Надо было начинать жить заново. Надо!
Она выбралась из постели, поплескалась в ванной, немного поколдовала с прической и макияжем, чтобы хоть немного развлечь себя. Надо же было с чего-то начинать новую жизнь, почему не с того, чтобы немного отполировать свою внешность. Потом поковырялась в завтраке, ругая домработницу. Ну не любила она на завтрак рисовую кашу, зачем было снова и снова ее варить. Тем более варить с вечера. Каша заклекла в кастрюле, покрылась коркой, и сколько Юля ее ни толкла и ни разминала, жидкой в тарелке не стала. Так и достала ее из микроволновки в комочках.
Вывалила в ведро кашу, прикрыв бумагой, чтобы Марии Ивановне обидно не было за свою стряпню. Попила молока и решила…
…И решила, что не увидеть эту самую мерзавку Вику она не может.
Она начнет новую жизнь. Непременно начнет, но не увидеть женщину, которая незримой тенью витала между ними со Степаном в последние их совместно проведенные на море дни, она не может.
Помучилась, поругала себя, не без этого. Но все равно начала собираться. И ведь вырядилась, как на праздник. Тонкое легкое платье, босоножки на высоченных каблуках, украшения с жемчугом нанизала везде, где можно было, только что в нос не вставила. И все ради чего? Ради того, чтобы не упасть в грязь лицом перед серьезной соперницей. Она ведь — эта маленькая дрянь, со слов Насти, утерла нос всем им. Вот и захотелось выглядеть, пусть не на миллион, но и не на сотню долларов.

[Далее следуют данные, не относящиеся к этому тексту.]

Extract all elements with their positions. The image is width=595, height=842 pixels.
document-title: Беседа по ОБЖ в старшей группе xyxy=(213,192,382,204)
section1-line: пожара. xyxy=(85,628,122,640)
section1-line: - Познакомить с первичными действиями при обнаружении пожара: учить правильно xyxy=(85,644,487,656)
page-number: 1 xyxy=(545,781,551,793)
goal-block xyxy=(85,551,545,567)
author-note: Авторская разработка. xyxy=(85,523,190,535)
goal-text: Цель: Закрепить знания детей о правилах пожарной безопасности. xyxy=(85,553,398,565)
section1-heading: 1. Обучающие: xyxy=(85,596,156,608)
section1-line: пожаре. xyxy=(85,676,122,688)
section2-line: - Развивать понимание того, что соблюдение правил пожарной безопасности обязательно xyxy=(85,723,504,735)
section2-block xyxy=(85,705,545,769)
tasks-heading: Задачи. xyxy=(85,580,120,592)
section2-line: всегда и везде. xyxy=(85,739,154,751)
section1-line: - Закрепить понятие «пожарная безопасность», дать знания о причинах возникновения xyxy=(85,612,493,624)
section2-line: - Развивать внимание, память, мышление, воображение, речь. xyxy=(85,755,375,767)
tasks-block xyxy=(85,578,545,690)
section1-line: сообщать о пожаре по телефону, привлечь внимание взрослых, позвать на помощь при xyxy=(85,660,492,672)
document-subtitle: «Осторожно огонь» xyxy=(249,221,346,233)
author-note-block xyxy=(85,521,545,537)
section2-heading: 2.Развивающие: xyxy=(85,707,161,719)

Приехала по адресу, указанному на листочке бумаги. Поставила машину в тени торгового павильона, тот как раз смотрел торцевой своей стороной на нужный ей подъезд. Нацепила на нос солнцезащитные очки и принялась ждать. Смотрела и ждала, ждала и смотрела. Почему-то не решилась просто выйти из машины и зайти в квартиру, где проживала Вика, безо всякого на то права. Регистрации у приезжей не было. Это снова Настя просветила. Вот сидела и выбирала из проходящих по улице девушек ту, которая бы соответствовала ее представлениям и Настиным описаниям.
Устала выбирать уже через час.
Все молодые девушки казались ей красивыми, молодыми, загорелыми, сексуальными и явно превосходившими ее во многом. У каждой второй был оголен пупок, у каждой третьей грудь с трудом вмещалась в крохотную маечку. Каждая четвертая обладала потрясающими ногами. И каждая из них могла бы наверняка быть любовницей ее Степана. Но они все проходили мимо нужного ей подъезда.
И наконец…
У Юля даже спина взмокла, когда она увидела девушку, выскочившую из подъезда на улицу. Она и в самом деле не вышла, не выбежала, а выскочила. Будто из подъезда ее вышвырнула огромная тугая пружина, успев предварительно распахнуть дверь.